The Indeed Wage Tracker suggests wage growth for job switchers will continue to decline, but the time it will take for this to register in new employee wages is about three months. On its current trajectory, posted wage growth may return to its pre-pandemic pace late next year. Overall wage growth tends to trail gains for new hires. That means overall wage growth may not get back to pre-pandemic levels until well into 2024.  We are still in the early innings of this wage slowdown. The Indeed Wage Tracker is a valuable tool that can help policymakers, job seekers, and employers see the shape of things to come.

Methodology

To calculate the average rate of wage growth, we follow an approach similar to the Atlanta Fed US Wage Growth Tracker, but we track jobs, not individuals. We begin by calculating the median posted wage for a given country, month, job title, region and salary type (hourly, monthly or annual). Within each country, we then calculate year-on-year wage growth for each job title-region-salary type combination, generating a monthly distribution. Our monthly measure of wage growth for the country is the median of that distribution. Alternative methodologies, such as the regression-based approaches in Marinescu & Wolthoff (2020) and Haefke et al. (2013),produce similar trends.
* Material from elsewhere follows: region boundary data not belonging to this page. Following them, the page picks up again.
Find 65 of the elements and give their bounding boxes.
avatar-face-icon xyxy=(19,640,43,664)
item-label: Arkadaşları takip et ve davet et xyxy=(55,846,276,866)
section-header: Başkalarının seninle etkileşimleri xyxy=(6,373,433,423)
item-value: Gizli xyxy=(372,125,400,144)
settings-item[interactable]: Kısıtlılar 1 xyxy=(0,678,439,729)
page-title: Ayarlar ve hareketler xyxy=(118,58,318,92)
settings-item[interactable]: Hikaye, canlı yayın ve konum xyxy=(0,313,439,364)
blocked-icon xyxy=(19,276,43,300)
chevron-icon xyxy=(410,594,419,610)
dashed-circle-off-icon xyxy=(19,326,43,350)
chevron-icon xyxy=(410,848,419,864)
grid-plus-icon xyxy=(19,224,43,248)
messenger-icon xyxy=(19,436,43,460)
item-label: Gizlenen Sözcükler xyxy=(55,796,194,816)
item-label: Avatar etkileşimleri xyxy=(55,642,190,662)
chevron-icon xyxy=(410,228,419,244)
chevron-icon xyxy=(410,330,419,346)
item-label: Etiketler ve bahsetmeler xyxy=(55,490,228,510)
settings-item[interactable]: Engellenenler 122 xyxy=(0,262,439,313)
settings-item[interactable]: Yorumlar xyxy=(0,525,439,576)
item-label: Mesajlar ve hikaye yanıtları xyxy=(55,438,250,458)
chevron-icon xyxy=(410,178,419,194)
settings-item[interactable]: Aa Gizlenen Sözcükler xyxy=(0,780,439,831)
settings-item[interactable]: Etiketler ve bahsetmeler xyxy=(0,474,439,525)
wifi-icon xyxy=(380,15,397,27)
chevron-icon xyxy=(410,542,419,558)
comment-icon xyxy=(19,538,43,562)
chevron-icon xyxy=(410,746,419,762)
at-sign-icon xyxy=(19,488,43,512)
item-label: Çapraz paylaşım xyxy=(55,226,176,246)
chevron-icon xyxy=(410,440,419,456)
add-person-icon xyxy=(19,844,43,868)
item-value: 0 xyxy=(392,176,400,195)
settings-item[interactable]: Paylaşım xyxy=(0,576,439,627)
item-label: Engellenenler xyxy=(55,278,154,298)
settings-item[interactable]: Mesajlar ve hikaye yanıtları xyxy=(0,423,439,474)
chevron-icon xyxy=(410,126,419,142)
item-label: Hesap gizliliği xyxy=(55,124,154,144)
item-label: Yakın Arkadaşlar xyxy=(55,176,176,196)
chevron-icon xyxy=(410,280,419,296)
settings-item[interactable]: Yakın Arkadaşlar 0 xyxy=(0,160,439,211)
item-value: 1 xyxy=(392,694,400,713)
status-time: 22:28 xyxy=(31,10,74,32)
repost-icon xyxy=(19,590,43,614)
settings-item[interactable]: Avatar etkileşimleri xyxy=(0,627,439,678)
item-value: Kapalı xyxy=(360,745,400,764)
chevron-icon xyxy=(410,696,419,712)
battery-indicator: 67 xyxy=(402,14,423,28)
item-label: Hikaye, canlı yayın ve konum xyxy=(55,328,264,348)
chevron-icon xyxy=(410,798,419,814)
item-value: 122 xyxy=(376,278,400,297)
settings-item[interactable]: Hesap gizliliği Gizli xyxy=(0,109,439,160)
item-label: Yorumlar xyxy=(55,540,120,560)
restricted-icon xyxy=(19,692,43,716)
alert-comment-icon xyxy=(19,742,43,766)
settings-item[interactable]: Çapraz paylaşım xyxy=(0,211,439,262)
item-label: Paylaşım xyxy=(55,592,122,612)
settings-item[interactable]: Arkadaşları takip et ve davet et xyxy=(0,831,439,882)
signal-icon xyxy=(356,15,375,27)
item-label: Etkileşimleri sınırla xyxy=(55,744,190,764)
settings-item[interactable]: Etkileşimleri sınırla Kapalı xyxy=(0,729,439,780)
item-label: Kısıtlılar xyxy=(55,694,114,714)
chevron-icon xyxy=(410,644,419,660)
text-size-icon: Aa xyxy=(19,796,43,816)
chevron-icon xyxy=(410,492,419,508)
More information about the data and methodology is available in a research paper by Pawel Adrjan and Reamonn Lydon, Wage growth in Europe: evidence from job ads, published in the Central Bank of Ireland’s Economic Letter series.

The wage tiers of occupational categories are determined by ranking categories by the median wage advertised in the sector in 2019. The categories are then split into three tiers so each tier contains categories that covered one-third of job postings on Indeed on an average day in 2019. The average posted wage growth for each tier is a weighted mean of each category in the tier in which the weight is the number of salary or wage observations in the category that month.